Here we are with TASK #1 from The Weekly Challenge #132. Enjoy!

The challenge

You are given a date (yyyy/mm/dd).

Assuming, the given date is your date of birth. Write a script to find the mirror dates of the given date.

Dave Cross has built cool site that does something similar.

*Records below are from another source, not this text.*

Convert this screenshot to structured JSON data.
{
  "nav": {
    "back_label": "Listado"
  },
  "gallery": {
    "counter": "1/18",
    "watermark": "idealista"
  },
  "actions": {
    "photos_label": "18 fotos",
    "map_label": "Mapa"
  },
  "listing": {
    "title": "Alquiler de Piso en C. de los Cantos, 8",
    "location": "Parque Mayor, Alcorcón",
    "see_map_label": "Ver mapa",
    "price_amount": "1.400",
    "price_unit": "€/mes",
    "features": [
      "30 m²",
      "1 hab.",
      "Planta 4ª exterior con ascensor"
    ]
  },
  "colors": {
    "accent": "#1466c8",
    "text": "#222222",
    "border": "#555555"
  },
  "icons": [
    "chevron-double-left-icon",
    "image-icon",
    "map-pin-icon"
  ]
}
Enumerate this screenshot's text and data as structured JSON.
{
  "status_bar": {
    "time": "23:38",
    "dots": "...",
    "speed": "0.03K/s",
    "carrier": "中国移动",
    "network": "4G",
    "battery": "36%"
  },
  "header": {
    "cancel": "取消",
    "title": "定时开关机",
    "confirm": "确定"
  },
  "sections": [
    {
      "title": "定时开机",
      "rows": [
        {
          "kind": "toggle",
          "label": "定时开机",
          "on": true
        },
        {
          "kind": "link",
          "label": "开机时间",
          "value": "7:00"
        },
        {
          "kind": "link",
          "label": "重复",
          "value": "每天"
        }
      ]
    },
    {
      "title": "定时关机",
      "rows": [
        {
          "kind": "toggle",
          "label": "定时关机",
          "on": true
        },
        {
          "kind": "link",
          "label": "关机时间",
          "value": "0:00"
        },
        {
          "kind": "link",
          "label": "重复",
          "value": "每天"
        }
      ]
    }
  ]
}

Assuming today is 2021/09/22.

Example 1:

Input: 2021/09/18
Output: 2021/09/14, 2021/09/26

On the date you were born, someone who was your current age,
would have been born on 2021/09/14.
Someone born today will be your current age on 2021/09/26.

Example 2:

Input: 1975/10/10
Output: 1929/10/27, 2067/09/05

On the date you were born, someone who was your current age,
would have been born on 1929/10/27.
Someone born today will be your current age on 2067/09/05.

Example 3:

Input: 1967/02/14
Output: 1912/07/08, 2076/04/30

On the date you were born, someone who was your current age,
would have been born on 1912/07/08.
Someone born today will be your current age on 2076/04/30.

The questions

Well well well… I live in Italy in 2021 and I’ll stick to a Gregorian calendar and to people whose birthday was in the XX century or later. This is non-negotiable.

The solution

Raku has a nice Date class that supports arithmetics, so it’s as easy as doing some basic maths:

#!/usr/bin/env raku
use v6;
sub mirror-dates ($birth-date is copy) {
   $birth-date = Date.new(|($birth-date.comb(/\d+/)));
   my $today = Date.new(DateTime.now);
   my $delta = $today - $birth-date;
   return ($birth-date - $delta, $today + $delta);
}
sub MAIN ($d = '1967/02/14') { mirror-dates($d).join(', ').put }

Perl follows suit, with just a little more effort and about half of the CPAN to install DateTime:

#!/usr/bin/env perl
use v5.24;
use warnings;
use experimental 'signatures';
no warnings 'experimental::signatures';
use DateTime;
sub mirror_dates ($birth_date) {
   my %bd;
   @bd{qw< year month day >} = split m{\D+}mxs, $birth_date;
   $birth_date = DateTime->new(%bd, hour => 12, minute => 0, second => 0);
   my $today = DateTime->now;
   my $delta = $today->delta_days($birth_date);
   return (
      $birth_date->subtract_duration($delta)->ymd('/'),
      $today->add_duration($delta)->ymd('/'),
   );
}
say join ', ', mirror_dates(shift // '1967-02-14');

The logic is the same, just with a bit more verbose operations. There must be care in choosing delta_days or the result will be incorrect - don’t ask me why, I only know that date and time stuff are a headache.

So… enjoy your time!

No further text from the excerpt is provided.